Should the 'rich' keep enjoying cheap petrol? That’s the question currently dividing Malaysians.
Why should high-income T20 earners continue receiving BUDI95 fuel subsidies when so many families are struggling with the rising cost of living? This issue has sparked intense debate across the country.
Prime Minister Anwar Ibrahim’s National Economic Action Council has tabled a major proposal to withdraw or rationalise fuel subsidies for the high-income T20 group under the BUDI95 initiative. The government is currently refining the details of this plan.

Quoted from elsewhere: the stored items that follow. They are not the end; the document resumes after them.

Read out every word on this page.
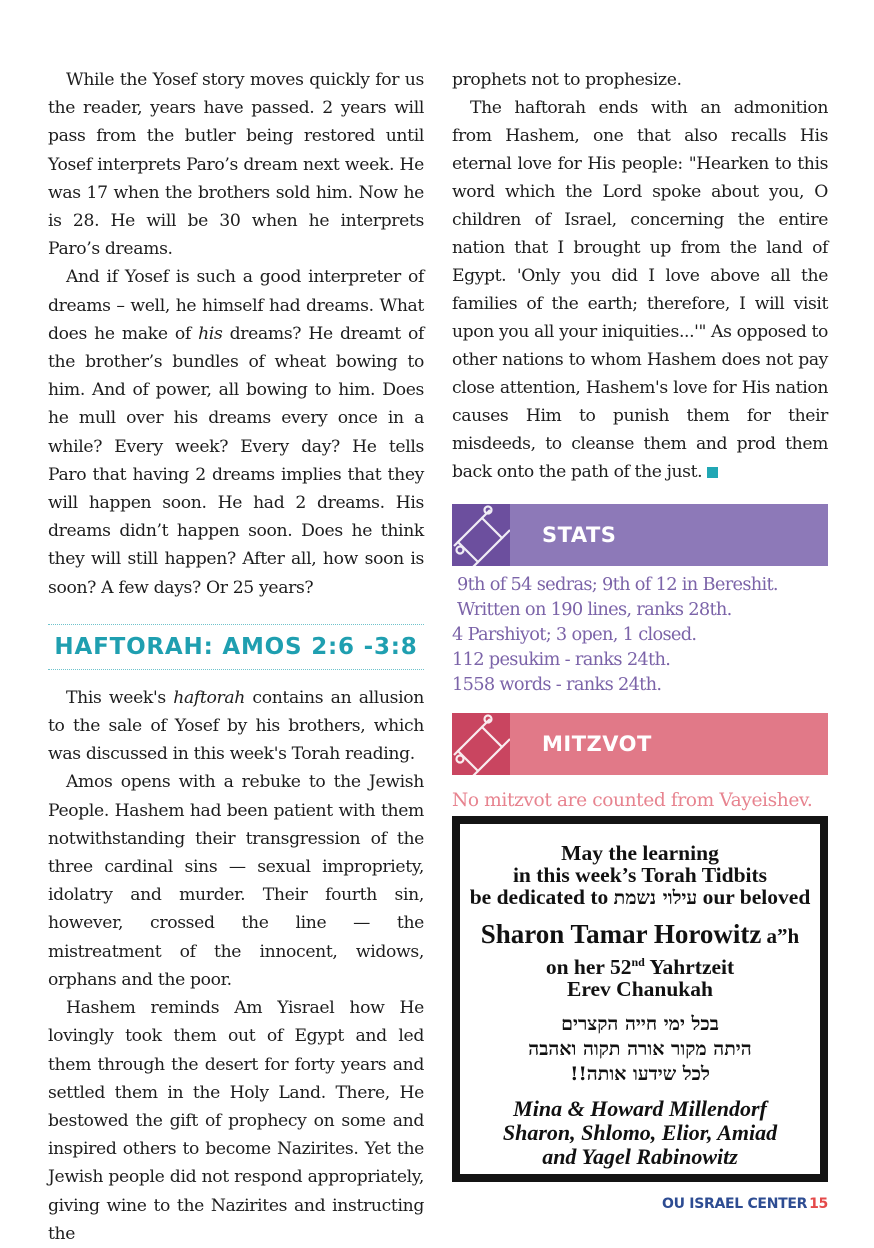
While the Yosef story moves quickly for us the reader, years have passed. 2 years will pass from the butler being restored until Yosef interprets Paro’s dream next week. He was 17 when the brothers sold him. Now he is 28. He will be 30 when he interprets Paro’s dreams.

And if Yosef is such a good interpreter of dreams – well, he himself had dreams. What does he make of his dreams? He dreamt of the brother’s bundles of wheat bowing to him. And of power, all bowing to him. Does he mull over his dreams every once in a while? Every week? Every day? He tells Paro that having 2 dreams implies that they will happen soon. He had 2 dreams. His dreams didn’t happen soon. Does he think they will still happen? After all, how soon is soon? A few days? Or 25 years?

HAFTORAH: AMOS 2:6 -3:8

This week's haftorah contains an allusion to the sale of Yosef by his brothers, which was discussed in this week's Torah reading.

Amos opens with a rebuke to the Jewish People. Hashem had been patient with them notwithstanding their transgression of the three cardinal sins — sexual impropriety, idolatry and murder. Their fourth sin, however, crossed the line — the mistreatment of the innocent, widows, orphans and the poor.

Hashem reminds Am Yisrael how He lovingly took them out of Egypt and led them through the desert for forty years and settled them in the Holy Land. There, He bestowed the gift of prophecy on some and inspired others to become Nazirites. Yet the Jewish people did not respond appropriately, giving wine to the Nazirites and instructing the

prophets not to prophesize.

The haftorah ends with an admonition from Hashem, one that also recalls His eternal love for His people: "Hearken to this word which the Lord spoke about you, O children of Israel, concerning the entire nation that I brought up from the land of Egypt. 'Only you did I love above all the families of the earth; therefore, I will visit upon you all your iniquities...'" As opposed to other nations to whom Hashem does not pay close attention, Hashem's love for His nation causes Him to punish them for their misdeeds, to cleanse them and prod them back onto the path of the just.

STATS
9th of 54 sedras; 9th of 12 in Bereshit.
Written on 190 lines, ranks 28th.
4 Parshiyot; 3 open, 1 closed.
112 pesukim - ranks 24th.
1558 words - ranks 24th.
MITZVOT

No mitzvot are counted from Vayeishev.

May the learning
in this week’s Torah Tidbits
be dedicated to עילוי נשמת our beloved
Sharon Tamar Horowitz a”h
on her 52nd Yahrtzeit
Erev Chanukah
בכל ימי חייה הקצרים
היתה מקור אורה תקוה ואהבה
לכל שידעו אותה!!
Mina & Howard Millendorf
Sharon, Shlomo, Elior, Amiad
and Yagel Rabinowitz
OU ISRAEL CENTER 15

Economists estimate that removing subsidies for the T20 alone could save the government up to RM1.5 billion every month — equivalent to RM18 billion a year. This substantial amount could be redirected to critical areas such as healthcare, infrastructure development, and more targeted direct aid for lower-income B40 and M40 families.

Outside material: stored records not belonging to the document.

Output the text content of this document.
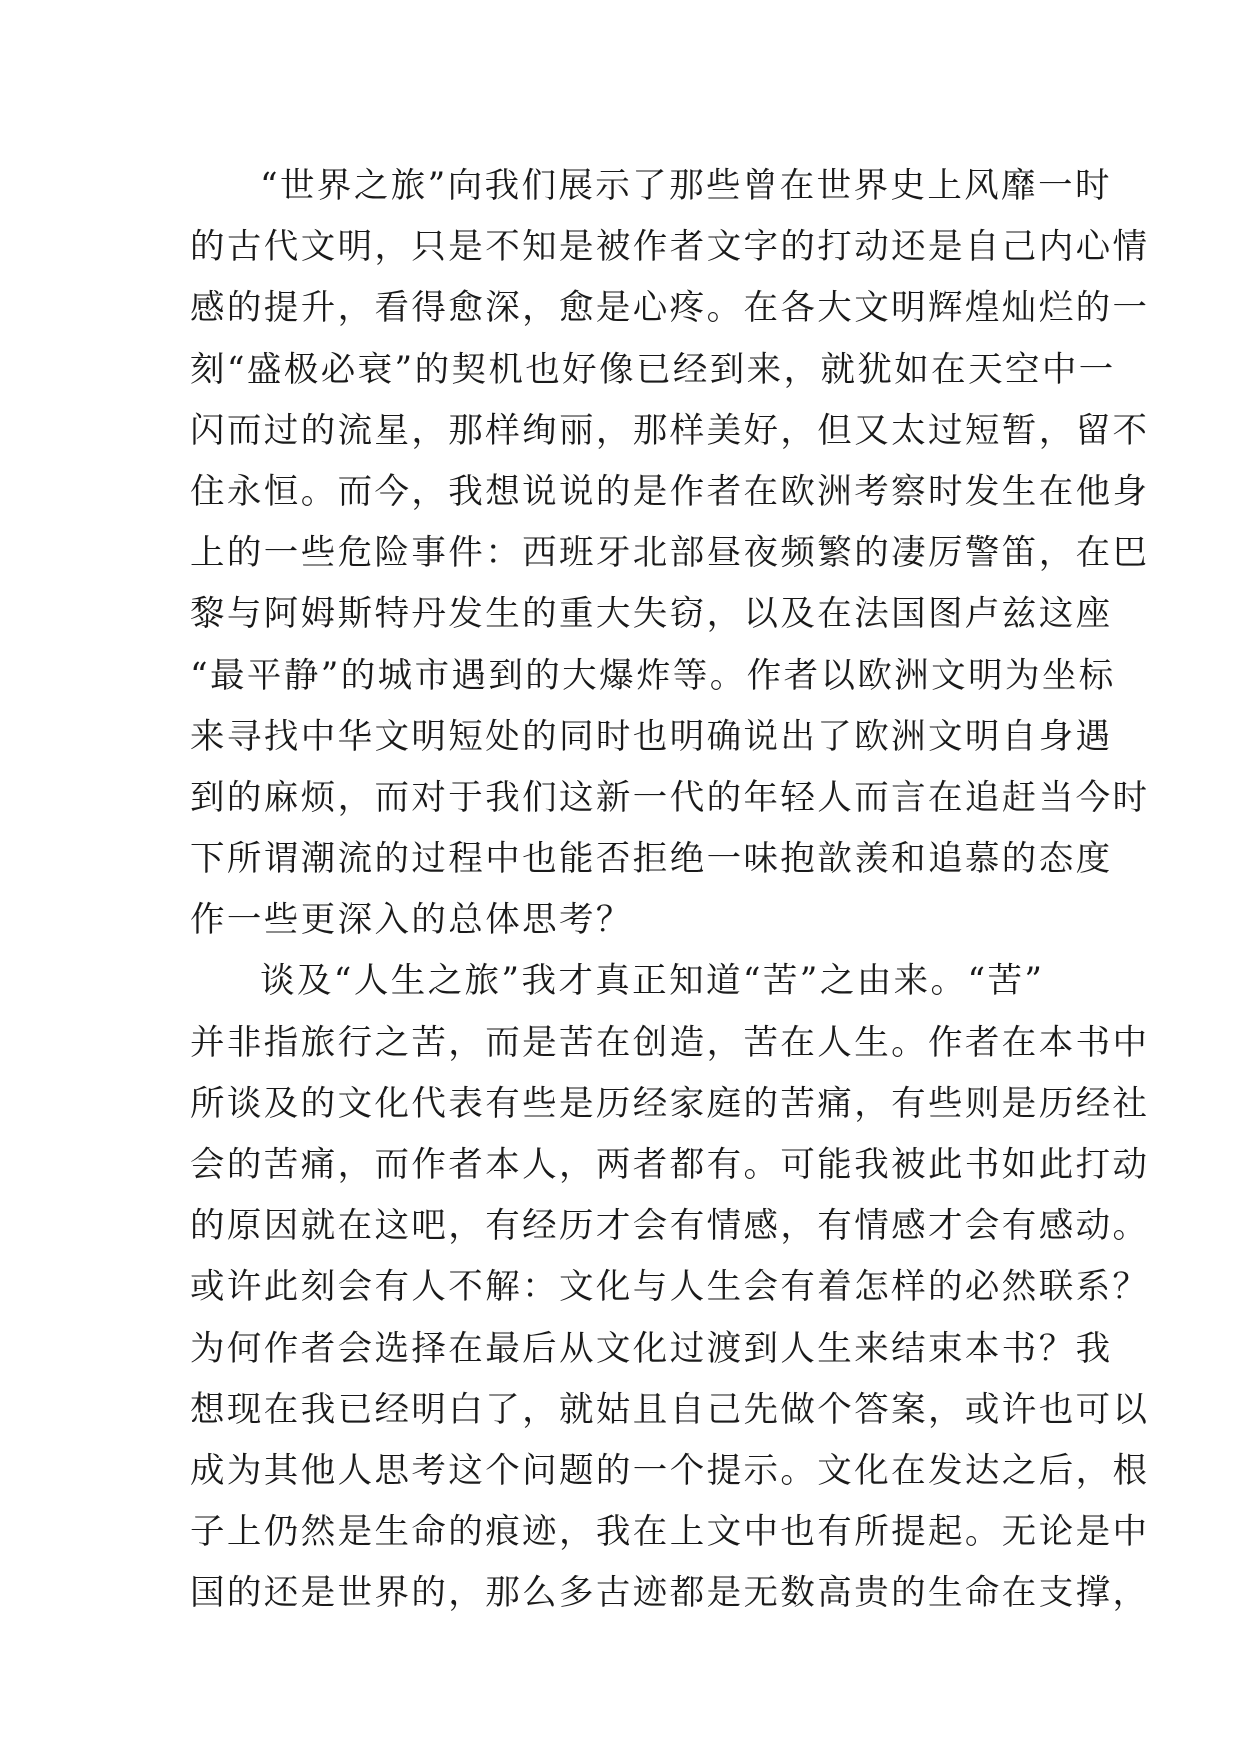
“世界之旅”向我们展示了那些曾在世界史上风靡一时
的古代文明，只是不知是被作者文字的打动还是自己内心情
感的提升，看得愈深，愈是心疼。在各大文明辉煌灿烂的一
刻“盛极必衰”的契机也好像已经到来，就犹如在天空中一
闪而过的流星，那样绚丽，那样美好，但又太过短暂，留不
住永恒。而今，我想说说的是作者在欧洲考察时发生在他身
上的一些危险事件：西班牙北部昼夜频繁的凄厉警笛，在巴
黎与阿姆斯特丹发生的重大失窃，以及在法国图卢兹这座
“最平静”的城市遇到的大爆炸等。作者以欧洲文明为坐标
来寻找中华文明短处的同时也明确说出了欧洲文明自身遇
到的麻烦，而对于我们这新一代的年轻人而言在追赶当今时
下所谓潮流的过程中也能否拒绝一味抱歆羡和追慕的态度
作一些更深入的总体思考？
谈及“人生之旅”我才真正知道“苦”之由来。“苦”
并非指旅行之苦，而是苦在创造，苦在人生。作者在本书中
所谈及的文化代表有些是历经家庭的苦痛，有些则是历经社
会的苦痛，而作者本人，两者都有。可能我被此书如此打动
的原因就在这吧，有经历才会有情感，有情感才会有感动。
或许此刻会有人不解：文化与人生会有着怎样的必然联系？
为何作者会选择在最后从文化过渡到人生来结束本书？我
想现在我已经明白了，就姑且自己先做个答案，或许也可以
成为其他人思考这个问题的一个提示。文化在发达之后，根
子上仍然是生命的痕迹，我在上文中也有所提起。无论是中
国的还是世界的，那么多古迹都是无数高贵的生命在支撑，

On the surface, the proposal appears perfectly reasonable. Why should households earning well above RM12,000 a month continue to enjoy subsidised RON95 petrol at under RM2 per litre when the true market price is significantly higher? Public sentiment is growing stronger by the day. Many Malaysians argue that the rich don’t need BUDI95 — they can comfortably afford market rates without government support.

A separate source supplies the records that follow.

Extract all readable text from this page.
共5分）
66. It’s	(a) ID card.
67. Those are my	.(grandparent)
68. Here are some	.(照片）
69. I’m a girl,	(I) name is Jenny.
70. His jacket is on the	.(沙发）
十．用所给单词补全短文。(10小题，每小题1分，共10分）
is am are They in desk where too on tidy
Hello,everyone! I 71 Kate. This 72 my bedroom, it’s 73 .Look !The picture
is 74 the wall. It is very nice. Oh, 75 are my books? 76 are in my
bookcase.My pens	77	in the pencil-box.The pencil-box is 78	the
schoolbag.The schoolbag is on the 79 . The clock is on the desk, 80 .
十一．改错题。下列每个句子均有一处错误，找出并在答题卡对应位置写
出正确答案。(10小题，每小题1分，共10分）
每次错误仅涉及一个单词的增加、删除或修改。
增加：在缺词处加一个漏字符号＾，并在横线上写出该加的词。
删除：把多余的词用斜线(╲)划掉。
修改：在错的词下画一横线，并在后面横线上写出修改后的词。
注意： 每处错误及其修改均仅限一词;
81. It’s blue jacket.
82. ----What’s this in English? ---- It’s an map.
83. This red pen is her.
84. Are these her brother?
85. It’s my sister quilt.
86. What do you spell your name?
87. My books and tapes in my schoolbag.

However, the issue is far more complicated than it first appears.
Many in the T20 group are pushing back against the planned cuts. They argue that crossing the T20 income threshold does not automatically mean an easy or luxurious life. High housing costs, car loans, children’s education expenses, medical bills, and rising living costs in major cities have left even upper-middle-income families feeling financially squeezed. Some also highlight that T20 households are already among the biggest contributors to income tax revenue in the country.
The T20 category itself is very broad. A double-income professional couple in Kuala Lumpur earning RM13,000 per month may face vastly different realities compared to a similar household in a smaller town. Urban cost of living varies dramatically across Malaysia, and a simple income cut-off does not always reflect actual financial pressure and commitments.
Geography adds yet another important layer to the debate. In Sabah and Sarawak, vast distances, limited public transportation, and heavy reliance on road travel for work and essential services make fuel a critical need rather than a luxury. A uniform national policy risks disrupting daily life and slowing economic activity in these regions, where alternatives to private vehicles are scarce.
The government is proceeding with caution. It is still studying the best approach — whether to target the full T20, or narrower bands such as T15, T10, or even T5.
Whatever decision is eventually made, one thing is clear: a poorly designed cut could create new hardships for families who are far from wealthy. In Malaysia’s current economic climate, getting subsidy reform right is critical. It must carefully balance fiscal responsibility with social fairness and economic reality.
What are your thoughts? Should the T20 lose their fuel subsidy completely?